Verdacht der Untreue: Ermittlungen gegen niedersächsischen AfD-Vorsitzenden
Im Skandal in der AfD Niedersachsen um den möglichen Missbrauch von Steuergeldern hat die Staatsanwaltschaft Hannover Ermittlungen gegen vier Bundestagsabgeordnete und einen Landtagsabgeordneten eingeleitet. Es bestehe der Anfangsverdacht der Untreue.
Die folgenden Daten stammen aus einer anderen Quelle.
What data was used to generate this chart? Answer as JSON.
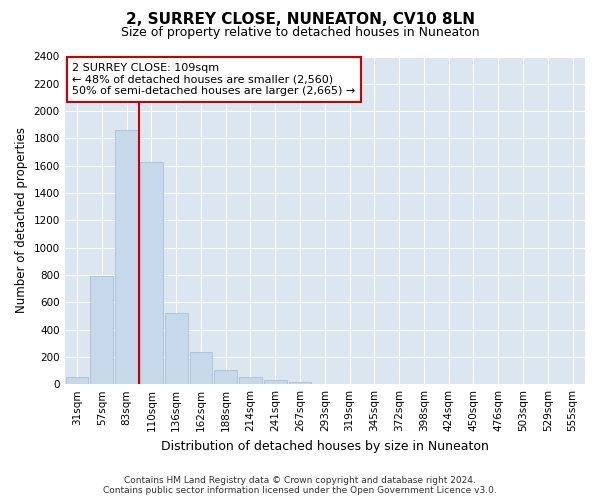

Das Verfahren richte sich zudem gegen drei weitere Mitglieder der AfD Niedersachsen, sagte eine Sprecherin der Behörde dem stern. Bundestag und Landtag seien fristgemäß in Kenntnis gesetzt worden.
Namen nannte die Sprecherin nicht. Nach Informationen des stern handelt es sich bei dem beschuldigten Landtagsabgeordneten um den niedersächsischen AfD-Landesvorsitzenden Ansgar Schledde.
Möglicher Verstoß gegen das Abgeordnetengesetz
Bei den Ermittlungen geht es um die Frage, ob Teile des Mitarbeiterbudgets der AfD-Bundestagsabgeordneten für die Parteiarbeit zweckentfremdet wurden. Der Anfangsverdacht gründet sich auf Zeugenaussagen, die der Staatsanwaltschaft vorliegen sollen – aber auch auf Vorwürfen, die von der AfD-Europaabgeordneten Anja Arndt öffentlich erhoben wurden. Danach soll Schledde seine Unterstützung für Bundestagskandidaturen davon abhängig gemacht haben, dass er über 35 Prozent des Budgets der künftigen Abgeordneten bestimmen kann.
In einem Brandbrief an den Bundesvorstand, über den der stern im Februar zuerst berichtete, schrieb Arndt: „Zur Parteiarbeit gehören das Durchführen von Infoständen, Mitglieder werben, Mitglieder aufnehmen, Mitglieder verleumden, Mitglieder bespitzeln, Plakate aufhängen, und natürlich bei allen Parteitagen immer für Ansgar Schledde und sein Netzwerk zu stimmen.“
Der Einsatz von Bundestagsmitarbeitern für die Partei bedeutete eine Verletzung des Abgeordnetengesetzes des Bundestages. Die Europaabgeordnete berief sich auf mehrere Zeugenberichte und eidesstattliche Erklärungen. „Die innerparteiliche Rechtsstaatlichkeit wurde in Niedersachsen beseitigt“, schrieb sie.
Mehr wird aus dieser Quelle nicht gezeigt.